Even though there was a surge in imports before Liberation Day to get ahead of the tariffs, the earlier tariffs on aluminium and steel and the initial responses of exporters are already showing up in increased prices. Soon, there will be higher prices and empty shelves, which big US retailers warned Trump would occur.
Global supply chains that connect the US to the rest of the world are already being disrupted, with exporters – particularly Chinese exporters – delaying or cancelling shipments to the US while they wait to see what happens next. Bookings of containers, ships and aircraft are tumbling.
Manufacturing only accounts for about 10 per cent of the US economy, so a lot of products are not going to be available in the US when those ships and planes don’t arrive or cost far more if they eventually arrive.
Even for products made in America, the cost of imported raw materials and intermediate products they use in their processes will have risen and will be either absorbed in reduced corporate profit margins or, more likely, passed on to consumers.

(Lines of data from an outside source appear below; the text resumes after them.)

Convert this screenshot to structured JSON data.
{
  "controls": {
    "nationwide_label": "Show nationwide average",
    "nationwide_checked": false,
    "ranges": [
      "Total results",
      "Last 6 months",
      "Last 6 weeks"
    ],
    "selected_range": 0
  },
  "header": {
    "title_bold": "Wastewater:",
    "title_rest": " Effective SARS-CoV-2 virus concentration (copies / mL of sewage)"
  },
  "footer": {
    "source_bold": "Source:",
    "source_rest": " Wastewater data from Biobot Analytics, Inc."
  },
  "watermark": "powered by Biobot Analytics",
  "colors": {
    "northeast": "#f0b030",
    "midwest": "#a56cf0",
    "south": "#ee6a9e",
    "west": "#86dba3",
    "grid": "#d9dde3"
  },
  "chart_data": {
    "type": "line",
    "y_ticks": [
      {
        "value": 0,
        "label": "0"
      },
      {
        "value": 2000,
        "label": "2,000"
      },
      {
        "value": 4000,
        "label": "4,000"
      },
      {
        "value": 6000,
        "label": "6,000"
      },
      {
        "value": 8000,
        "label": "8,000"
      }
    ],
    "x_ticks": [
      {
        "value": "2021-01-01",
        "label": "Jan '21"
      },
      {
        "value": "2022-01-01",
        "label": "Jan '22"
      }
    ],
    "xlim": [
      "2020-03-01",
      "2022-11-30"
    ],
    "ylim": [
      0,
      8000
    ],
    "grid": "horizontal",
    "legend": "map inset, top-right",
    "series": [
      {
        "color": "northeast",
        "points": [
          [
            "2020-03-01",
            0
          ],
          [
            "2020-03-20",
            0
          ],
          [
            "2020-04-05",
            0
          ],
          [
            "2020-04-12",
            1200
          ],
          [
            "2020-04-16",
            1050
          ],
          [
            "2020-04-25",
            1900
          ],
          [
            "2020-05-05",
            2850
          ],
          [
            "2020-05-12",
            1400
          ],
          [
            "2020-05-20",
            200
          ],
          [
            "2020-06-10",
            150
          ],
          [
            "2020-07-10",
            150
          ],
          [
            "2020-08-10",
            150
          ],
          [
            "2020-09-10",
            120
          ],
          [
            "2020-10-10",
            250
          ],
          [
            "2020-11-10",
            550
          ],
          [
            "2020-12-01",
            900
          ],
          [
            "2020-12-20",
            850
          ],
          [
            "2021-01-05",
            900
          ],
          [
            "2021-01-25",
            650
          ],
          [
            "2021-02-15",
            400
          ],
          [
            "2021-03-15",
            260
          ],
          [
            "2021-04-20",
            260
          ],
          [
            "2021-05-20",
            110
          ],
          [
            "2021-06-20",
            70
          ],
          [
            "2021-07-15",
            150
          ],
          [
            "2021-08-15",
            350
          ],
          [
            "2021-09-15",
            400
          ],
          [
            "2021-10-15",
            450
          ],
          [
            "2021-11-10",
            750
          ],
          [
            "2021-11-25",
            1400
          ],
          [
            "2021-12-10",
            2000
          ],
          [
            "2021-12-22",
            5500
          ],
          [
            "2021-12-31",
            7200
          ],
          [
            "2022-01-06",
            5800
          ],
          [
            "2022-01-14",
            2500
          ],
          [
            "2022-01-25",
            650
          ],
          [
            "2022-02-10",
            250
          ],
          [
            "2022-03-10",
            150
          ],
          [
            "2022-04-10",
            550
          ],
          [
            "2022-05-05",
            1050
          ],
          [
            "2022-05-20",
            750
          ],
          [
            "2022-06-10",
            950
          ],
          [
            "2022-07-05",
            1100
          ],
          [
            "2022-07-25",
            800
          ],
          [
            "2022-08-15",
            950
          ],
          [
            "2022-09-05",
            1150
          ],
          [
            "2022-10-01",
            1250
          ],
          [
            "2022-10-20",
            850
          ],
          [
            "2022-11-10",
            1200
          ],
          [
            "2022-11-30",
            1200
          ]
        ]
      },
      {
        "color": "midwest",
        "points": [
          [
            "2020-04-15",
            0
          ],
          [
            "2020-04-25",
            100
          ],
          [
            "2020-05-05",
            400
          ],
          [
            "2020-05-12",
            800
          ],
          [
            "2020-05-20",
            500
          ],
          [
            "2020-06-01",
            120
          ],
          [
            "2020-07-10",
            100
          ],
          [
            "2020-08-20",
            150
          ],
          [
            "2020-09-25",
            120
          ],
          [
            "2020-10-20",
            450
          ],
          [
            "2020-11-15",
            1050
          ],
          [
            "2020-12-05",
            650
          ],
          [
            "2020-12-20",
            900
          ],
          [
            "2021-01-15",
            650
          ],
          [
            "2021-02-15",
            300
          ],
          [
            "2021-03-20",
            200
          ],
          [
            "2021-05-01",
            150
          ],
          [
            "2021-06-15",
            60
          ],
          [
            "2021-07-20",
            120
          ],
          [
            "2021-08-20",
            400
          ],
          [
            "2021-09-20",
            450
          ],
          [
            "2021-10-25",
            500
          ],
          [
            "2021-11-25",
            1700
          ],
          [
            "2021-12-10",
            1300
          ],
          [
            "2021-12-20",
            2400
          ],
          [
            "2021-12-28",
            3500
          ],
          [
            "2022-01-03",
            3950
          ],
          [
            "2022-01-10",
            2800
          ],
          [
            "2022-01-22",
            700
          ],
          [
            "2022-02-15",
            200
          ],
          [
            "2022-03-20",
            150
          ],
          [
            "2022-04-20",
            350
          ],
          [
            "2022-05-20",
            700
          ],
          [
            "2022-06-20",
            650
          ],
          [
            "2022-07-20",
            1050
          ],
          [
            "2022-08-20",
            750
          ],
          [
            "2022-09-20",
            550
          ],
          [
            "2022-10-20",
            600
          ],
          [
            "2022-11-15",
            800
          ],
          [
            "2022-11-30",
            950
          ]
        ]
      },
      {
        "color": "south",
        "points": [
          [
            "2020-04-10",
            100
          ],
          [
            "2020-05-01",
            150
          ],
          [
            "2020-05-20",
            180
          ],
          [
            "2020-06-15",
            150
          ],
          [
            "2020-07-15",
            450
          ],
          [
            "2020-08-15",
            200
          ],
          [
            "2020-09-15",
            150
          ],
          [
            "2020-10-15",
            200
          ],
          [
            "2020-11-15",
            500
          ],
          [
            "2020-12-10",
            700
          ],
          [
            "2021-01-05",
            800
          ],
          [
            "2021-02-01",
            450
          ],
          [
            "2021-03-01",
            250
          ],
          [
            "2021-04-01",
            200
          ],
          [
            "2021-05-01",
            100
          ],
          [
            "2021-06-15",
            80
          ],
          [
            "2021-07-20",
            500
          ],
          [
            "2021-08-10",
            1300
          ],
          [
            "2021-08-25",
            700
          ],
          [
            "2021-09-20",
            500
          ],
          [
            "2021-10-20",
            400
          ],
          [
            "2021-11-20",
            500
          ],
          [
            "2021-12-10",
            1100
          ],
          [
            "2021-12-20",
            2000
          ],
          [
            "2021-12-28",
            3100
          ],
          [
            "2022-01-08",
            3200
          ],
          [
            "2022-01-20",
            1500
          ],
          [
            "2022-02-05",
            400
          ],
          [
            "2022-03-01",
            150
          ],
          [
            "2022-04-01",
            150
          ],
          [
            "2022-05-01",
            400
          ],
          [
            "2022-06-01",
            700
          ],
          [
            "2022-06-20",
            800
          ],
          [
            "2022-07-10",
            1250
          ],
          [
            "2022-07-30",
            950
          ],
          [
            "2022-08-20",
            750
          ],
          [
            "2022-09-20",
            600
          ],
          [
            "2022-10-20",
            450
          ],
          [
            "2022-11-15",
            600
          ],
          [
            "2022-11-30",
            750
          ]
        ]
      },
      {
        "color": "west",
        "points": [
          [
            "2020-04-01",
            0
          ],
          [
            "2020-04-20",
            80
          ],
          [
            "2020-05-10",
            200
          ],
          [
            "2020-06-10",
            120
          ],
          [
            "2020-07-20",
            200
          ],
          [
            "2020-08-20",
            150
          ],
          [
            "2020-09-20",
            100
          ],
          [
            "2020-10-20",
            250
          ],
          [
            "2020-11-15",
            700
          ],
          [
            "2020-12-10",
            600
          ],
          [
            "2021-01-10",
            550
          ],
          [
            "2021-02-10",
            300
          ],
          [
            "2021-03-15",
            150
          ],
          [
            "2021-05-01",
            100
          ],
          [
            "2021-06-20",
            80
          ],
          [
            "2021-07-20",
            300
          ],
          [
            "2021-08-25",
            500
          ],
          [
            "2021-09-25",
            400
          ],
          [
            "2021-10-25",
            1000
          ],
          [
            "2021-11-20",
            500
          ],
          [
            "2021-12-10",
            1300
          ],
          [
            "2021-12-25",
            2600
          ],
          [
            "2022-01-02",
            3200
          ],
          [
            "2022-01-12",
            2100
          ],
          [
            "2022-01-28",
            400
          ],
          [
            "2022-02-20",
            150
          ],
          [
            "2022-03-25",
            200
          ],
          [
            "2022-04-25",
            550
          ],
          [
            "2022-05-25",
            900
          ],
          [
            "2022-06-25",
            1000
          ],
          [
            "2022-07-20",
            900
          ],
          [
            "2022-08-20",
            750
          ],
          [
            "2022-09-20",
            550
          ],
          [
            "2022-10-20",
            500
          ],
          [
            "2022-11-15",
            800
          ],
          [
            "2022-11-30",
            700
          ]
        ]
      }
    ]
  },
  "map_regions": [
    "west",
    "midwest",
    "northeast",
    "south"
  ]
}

Trump says he has done 200 trade deals in less than three weeks since he paused the reciprocal tariffs only a week after announcing them.
Trade deals usually take years of line-by-line negotiations, so the assumption is that he’s referring to broad, heads-of-agreement-type deals, with the fine print to be ironed out over the next several years.
Even agreements in principle might appear a major victory for Trump’s use of tariffs as leverage, except many countries facing reciprocal tariffs have been asking for free trade deals with the US for years.
Indeed, Japan and Vietnam, key targets for Trump’s negotiators, were once (momentarily) free trade partners with the US (along with Canada, Mexico, Australia, New Zealand, the UK and others) within the Obama-led Trans-Pacific Partnership, a trade deal Trump withdrew the US from in the early days of his first term.
While Trump’s trade war on everyone continues, US business and consumer confidence is diving, inflationary expectations are rising and the perceived risk of a self-inflicted recession is now regarded as akin to the toss of a coin.
Trump’s poll numbers are crashing to 80-year lows for this period of a presidency. That wasn’t supposed to be the position after the first 100 days – usually something of a honeymoon period for incoming presidents.
Trump was supposed to deliver America’s tech, crypto, energy and Wall Street billionaires – who, between them, poured billions into his election campaign – lower taxes, less regulation and a simple, universal baseline 10 per cent tariff regime.
Instead, they’ve had nothing but chaos, disruption, volatility-inducing policy flip-flops and the worst first 100 days for markets in half a century. The nearest comparison – some would say an appropriate one – is the savage sell-off in markets at the start of Richard Nixon’s second term in the early 1970s.